Editoriaux - International - 15 février 2019

En août dernier, Matteo Salvini a fait tout l’inverse des députés LREM… et rétabli père et mère !

Pour justifier le remplacement des mentions “père” et “mère” des formulaires scolaires, Jennifer de Temmerman, députée LREM et collègue de Valérie Petit, n’a rien trouvé de mieux que d’avancer : « On a des familles qui se retrouvent face à des cases figées dans des modèles sociaux et familiaux un peu dépassés. Aujourd’hui, personne ne devrait se sentir exclu par des schémas de pensée un peu arriérés. Pour nous, cet article est une mesure d’égalité sociale. » Mais sur quelle planète vivent ces deux femmes ? Le ras-le-bol fiscal, le mouvement des gilets jaunes, ça ne leur dit rien ? Car, enfin, en février 2019, en France, soyons sérieux, qui, de la grande majorité de Français, se sent exclu des schémas de pensée ?

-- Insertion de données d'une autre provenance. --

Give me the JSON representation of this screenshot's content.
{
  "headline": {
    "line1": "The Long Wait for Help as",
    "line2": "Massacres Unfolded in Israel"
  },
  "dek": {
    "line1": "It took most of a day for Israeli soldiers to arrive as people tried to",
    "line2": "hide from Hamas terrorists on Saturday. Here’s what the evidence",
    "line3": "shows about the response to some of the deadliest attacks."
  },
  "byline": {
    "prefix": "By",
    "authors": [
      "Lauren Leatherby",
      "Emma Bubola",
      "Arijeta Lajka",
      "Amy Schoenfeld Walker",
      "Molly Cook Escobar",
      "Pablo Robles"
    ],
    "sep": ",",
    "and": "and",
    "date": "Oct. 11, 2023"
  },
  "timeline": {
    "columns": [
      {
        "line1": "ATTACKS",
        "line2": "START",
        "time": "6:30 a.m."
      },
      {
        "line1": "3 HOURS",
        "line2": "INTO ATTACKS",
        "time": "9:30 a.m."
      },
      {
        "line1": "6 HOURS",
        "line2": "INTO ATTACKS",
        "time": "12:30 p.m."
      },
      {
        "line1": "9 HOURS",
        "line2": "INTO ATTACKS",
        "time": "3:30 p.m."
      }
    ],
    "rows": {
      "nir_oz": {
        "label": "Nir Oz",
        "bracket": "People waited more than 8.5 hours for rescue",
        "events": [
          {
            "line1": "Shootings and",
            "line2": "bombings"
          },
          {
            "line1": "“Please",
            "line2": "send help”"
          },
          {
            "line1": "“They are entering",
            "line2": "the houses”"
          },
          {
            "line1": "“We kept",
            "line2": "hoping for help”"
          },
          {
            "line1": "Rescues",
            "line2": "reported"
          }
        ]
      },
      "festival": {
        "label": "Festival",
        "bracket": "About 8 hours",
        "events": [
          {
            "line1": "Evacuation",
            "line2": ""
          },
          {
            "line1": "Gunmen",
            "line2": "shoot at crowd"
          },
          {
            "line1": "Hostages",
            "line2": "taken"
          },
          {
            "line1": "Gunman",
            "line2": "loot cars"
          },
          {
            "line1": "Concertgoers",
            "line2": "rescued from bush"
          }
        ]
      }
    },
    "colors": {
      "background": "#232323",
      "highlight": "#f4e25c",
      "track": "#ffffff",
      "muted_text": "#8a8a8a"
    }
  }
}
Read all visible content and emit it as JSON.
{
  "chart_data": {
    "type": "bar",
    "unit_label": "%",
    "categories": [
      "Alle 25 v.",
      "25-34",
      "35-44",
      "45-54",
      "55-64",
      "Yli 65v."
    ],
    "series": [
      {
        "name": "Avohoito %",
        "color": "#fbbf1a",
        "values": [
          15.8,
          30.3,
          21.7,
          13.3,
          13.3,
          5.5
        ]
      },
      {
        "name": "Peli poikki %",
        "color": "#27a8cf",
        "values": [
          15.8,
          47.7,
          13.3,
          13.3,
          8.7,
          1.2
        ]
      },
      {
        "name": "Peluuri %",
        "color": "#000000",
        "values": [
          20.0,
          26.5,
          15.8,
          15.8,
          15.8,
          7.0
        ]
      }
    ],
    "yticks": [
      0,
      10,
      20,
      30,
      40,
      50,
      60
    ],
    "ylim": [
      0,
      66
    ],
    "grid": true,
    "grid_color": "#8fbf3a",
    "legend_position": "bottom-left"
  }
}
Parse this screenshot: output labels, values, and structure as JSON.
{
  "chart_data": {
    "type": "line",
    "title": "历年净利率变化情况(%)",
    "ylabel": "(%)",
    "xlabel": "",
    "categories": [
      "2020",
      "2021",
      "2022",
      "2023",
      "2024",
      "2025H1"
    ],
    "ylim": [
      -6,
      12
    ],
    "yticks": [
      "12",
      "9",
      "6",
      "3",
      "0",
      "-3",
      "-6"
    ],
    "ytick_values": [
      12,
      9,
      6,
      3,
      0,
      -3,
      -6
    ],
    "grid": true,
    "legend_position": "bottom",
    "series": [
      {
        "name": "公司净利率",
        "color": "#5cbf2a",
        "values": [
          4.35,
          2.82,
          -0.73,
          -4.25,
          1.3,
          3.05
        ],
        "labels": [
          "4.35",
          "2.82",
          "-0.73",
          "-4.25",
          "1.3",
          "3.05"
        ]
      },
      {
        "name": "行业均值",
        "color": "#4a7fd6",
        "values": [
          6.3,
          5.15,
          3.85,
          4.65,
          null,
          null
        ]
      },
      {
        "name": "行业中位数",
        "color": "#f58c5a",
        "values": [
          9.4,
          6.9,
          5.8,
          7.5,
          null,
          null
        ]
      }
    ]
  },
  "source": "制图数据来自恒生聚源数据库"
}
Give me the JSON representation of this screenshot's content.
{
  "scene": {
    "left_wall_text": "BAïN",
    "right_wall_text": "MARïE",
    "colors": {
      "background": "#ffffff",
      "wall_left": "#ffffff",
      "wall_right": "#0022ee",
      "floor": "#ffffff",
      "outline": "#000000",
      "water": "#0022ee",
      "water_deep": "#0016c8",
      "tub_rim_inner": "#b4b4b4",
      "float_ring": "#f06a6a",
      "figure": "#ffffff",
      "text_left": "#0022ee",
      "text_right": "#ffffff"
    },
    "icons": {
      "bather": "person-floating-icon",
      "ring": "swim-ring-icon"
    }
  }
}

Les enfants des familles homoparentales ? Ils ne sont pas légion ; si les statistiques sur les enfants sont difficiles à établir, selon l’INSEE, les couples homoparentaux ne représentent que 0,6 % des couples en général. Pour l’année 2016, par exemple, le mariage homosexuel n’a concerné que 7.000 couples pour 228.000 mariages de personnes de sexe différent. Ces familles homoparentales à qui on a déjà tant donné (mariage, droit d’adoption et bientôt PMA) ne sont pas si mal loties. Loin de représenter la majorité des Français et leur cortège de revendications, on leur en donne toujours plus, mais à quel titre ?

Il paraîtrait même (vrai ou faux ?) que Valérie Petit s’est bien marrée : « Avec cet amendement, le bordel que j’ai mis, ça me fait rire.” En pleine révolte des gilets jaunes, si cette remarque est avérée, elle est tout simplement indécente ! Mais malheureusement tellement emblématique de cette déconnexion totale entre nos responsables politiques et le peuple français.

Le gouvernement italien, lui, ne se moque pas de son peuple : en refusant l’immigration clandestine, il souhaite promouvoir la famille traditionnelle. Pour Matteo Salvini :“Nous ressentons l’exigence d’aider nos enfants à faire des enfants et pas à avoir de nouveaux esclaves pour remplacer les enfants que nous ne faisons plus. » « L’avenir et la santé de l’Italie doivent être basés sur son taux de fécondité plutôt que sur le PIB.” En Italie, c’est refus de la main-d’œuvre issue des migrations, relance de la natalité, non-concession aux lobbys LGBT et promotion de la famille !

Ironie du sort, c’est au mois d’août dernier que ce même Matteo Salvini a fait exactement l’inverse de ce que propose Valérie Petit en remettant les mentions “pères” et “mères” dans les formulaires du ministère de l’Intérieur italien. Les bambini italiens ont un “papà” et une “mamma” ; nos écoliers français, eux, attendront sagement à la grille de l’école que parent 1 ou parent 2 vienne les chercher… Un tout autre programme, à l’heure où la France se précipite à Marrakech pour signer le pacte de l’ONU d’organisation des migrations sûres, ordonnées et régulières…

Mépris des préoccupations des Français qui souffrent, souci de complaire à une idéologie d’un côté, enracinement et volonté de redonner fierté au peuple de l’autre. On comprend mieux pourquoi le gouvernement italien ne fait pas mystère de sa sympathie à l’égard du mouvement des gilets jaunes français. Plus préoccupé du sort des classes moyennes. Ce doit être ça, un gouvernement populiste… ça fait envie.